Santiago MARTÍN, sacerdote
catolicos-on-line, 19-3-16
Las últimas horas antes de la firma por el Papa de la
exhortación apostólica postsinodal sobre la familia, han sido un fiel reflejo
de lo que ha sucedido en la Iglesia durante los dos últimos años. Exactamente
igual que el primer día, las dos posturas opuestas han esgrimido sus argumentos
y han mostrado su confianza en que el Papa le va a dar a cada una de ellas la
razón.
Mientras el cardenal Müller expresaba en su último
libro por qué no se puede dar la comunión a los divorciados vueltos a casar, el
cardenal Kasper aprovechaba la invitación que le habían hecho en la diócesis de
Lucca para afirmar. “Dentro de pocos días saldrá un documento en el que el Papa
Francisco se expresará definitivamente sobre los temas de la familia afrontados
durante el pasado Sínodo, y en particular sobre la participación de los fieles
divorciados vueltos a casar en la vida activa de la comunidad católica. Este
será el primer paso de una reforma que hará pasar la página a la Iglesia
después de 1700 años”. “No debemos repetir fórmulas del pasado, sino vivir
nuestros tiempos y saberlos interpretar”, añadió el cardenal alemán.
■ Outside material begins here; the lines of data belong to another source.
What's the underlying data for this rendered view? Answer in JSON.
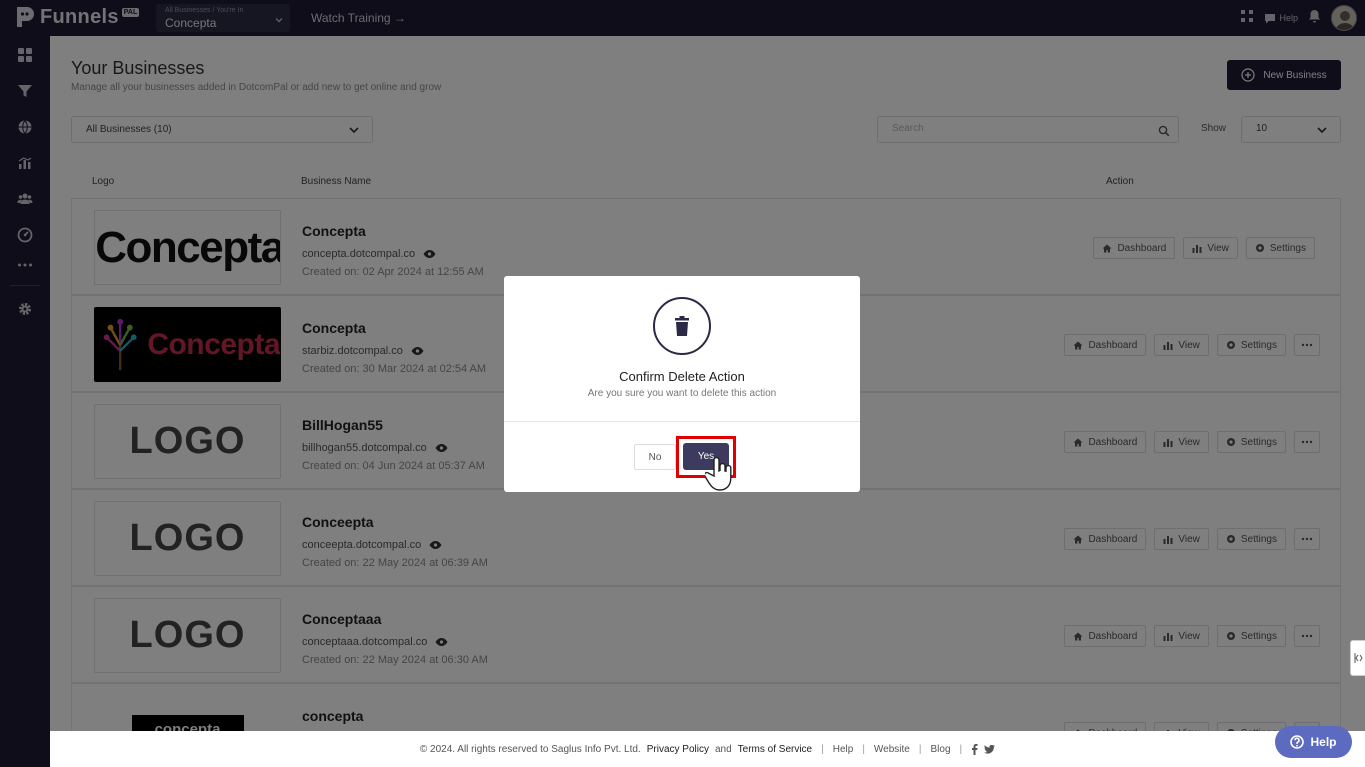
{
  "brand": {
    "name": "Funnels",
    "badge": "PAL"
  },
  "business_select": {
    "caption": "All Businesses / You're In",
    "value": "Concepta"
  },
  "topbar": {
    "watch_training": "Watch Training →",
    "help": "Help"
  },
  "page": {
    "title": "Your Businesses",
    "subtitle": "Manage all your businesses added in DotcomPal or add new to get online and grow",
    "new_business": "New Business"
  },
  "filters": {
    "businesses": "All Businesses (10)",
    "search_placeholder": "Search",
    "show_label": "Show",
    "show_value": "10"
  },
  "table": {
    "headers": {
      "logo": "Logo",
      "name": "Business Name",
      "action": "Action"
    },
    "rows": [
      {
        "name": "Concepta",
        "url": "concepta.dotcompal.co",
        "created": "Created on: 02 Apr 2024 at 12:55 AM",
        "logo": "Concepta"
      },
      {
        "name": "Concepta",
        "url": "starbiz.dotcompal.co",
        "created": "Created on: 30 Mar 2024 at 02:54 AM",
        "logo": "Concepta"
      },
      {
        "name": "BillHogan55",
        "url": "billhogan55.dotcompal.co",
        "created": "Created on: 04 Jun 2024 at 05:37 AM",
        "logo": "LOGO"
      },
      {
        "name": "Conceepta",
        "url": "conceepta.dotcompal.co",
        "created": "Created on: 22 May 2024 at 06:39 AM",
        "logo": "LOGO"
      },
      {
        "name": "Conceptaaa",
        "url": "conceptaaa.dotcompal.co",
        "created": "Created on: 22 May 2024 at 06:30 AM",
        "logo": "LOGO"
      },
      {
        "name": "concepta",
        "url": "",
        "created": "",
        "logo": "concepta"
      }
    ],
    "actions": {
      "dashboard": "Dashboard",
      "view": "View",
      "settings": "Settings"
    }
  },
  "modal": {
    "title": "Confirm Delete Action",
    "message": "Are you sure you want to delete this action",
    "no": "No",
    "yes": "Yes"
  },
  "footer": {
    "copyright": "© 2024. All rights reserved to Saglus Info Pvt. Ltd.",
    "privacy": "Privacy Policy",
    "and": "and",
    "terms": "Terms of Service",
    "links": [
      "Help",
      "Website",
      "Blog"
    ]
  },
  "help_fab": "Help",
  "colors": {
    "dark": "#1d1b33",
    "primary_button": "#3c3a5f",
    "highlight": "#e00000",
    "help_fab": "#5c6bc0"
  }
}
Así están las cosas en los días previos a que sea
publicado el documento eclesial más esperado de las últimas décadas y, quizá,
el más controvertido. Todos están de acuerdo en que la última palabra la tiene
el Papa y, como decía el superior general de los jesuitas, el padre Nicolás, el
Sínodo le ha dejado al Pontífice la puerta abierta, pero ahora es él quien
tiene que decir hacia qué lado la cruza.
En cualquier caso, me da mucha pena que alguien
considere que es bueno “pasar la página” a casi toda la historia de la Iglesia
-1700 años ha dicho Kasper-, por no decir a toda ella, pues en los primeros 300
años, la Iglesia vivió en las catacumbas y fue sólo a partir del 313, con el
Edicto de Milán, cuando empezaron los grandes debates cristológicos que
desembocaron en los sucesivos concilios. 1700 años, o los 2000 ya que nos
ponemos, echados a la basura alegremente, como si nada, como si no importaran.
Y con ellos, arrumbados no sólo los principios teológicos, doctrinales y
morales, sino también aquellos que los hicieron carne y sangre, como los
santos. Ni Santa Teresa, ni San Ignacio, ni San Francisco, ni ninguno de los
muchísimos grandes, desde los Padres de la Iglesia hasta los más recientes
mártires, tienen nada que enseñarnos a nosotros, los cuales, según palabras del
cardenal Kasper, “no debemos repetir fórmulas del pasado, sino vivir nuestros
tiempos y saberlos interpretar”. Y vivir nuestros tiempos, por lo que se ve, es
echarnos en brazos de la ideología de género, de la dictadura del relativismo,
de lo políticamente correcto, de la traición absoluta a todo lo que la Iglesia
ha enseñado y defendido durante toda su historia, muchas veces al precio de la
sangre. Y eso lo dice un cardenal y, además, aquí no pasa nada.
Soy un pecador. No me siento mejor que nadie y, desde
luego, no me siento mejor que el cardenal Kasper. Necesito la misericordia de
Dios para vivir con esperanza. Pero no quiero interpretar los tiempos, como
dice él, para que me den la razón y me permitan hacer lo que quiera. Prefiero
ser un pecador que sabe que lo es, a uno que se cree justo, pero está en
pecado. Es la verdad la que nos hará libres, y la primera misericordia que
quiero recibir de la Iglesia es la de que me diga la verdad. ¿Cómo voy, sino es
así, a pedir perdón? ¿Y cómo lo voy a recibir si no lo pido? ¿Y cómo voy a
cambiar si no soy consciente de que estoy obrando mal?
No quiero que la Iglesia
pase la página y se adapte al mundo. Sería lo peor que podría hacer, empezando
por ese mundo al que supuestamente estaría agradando con el abandono de lo que
Cristo enseñó y ella ha enseñado desde el inicio.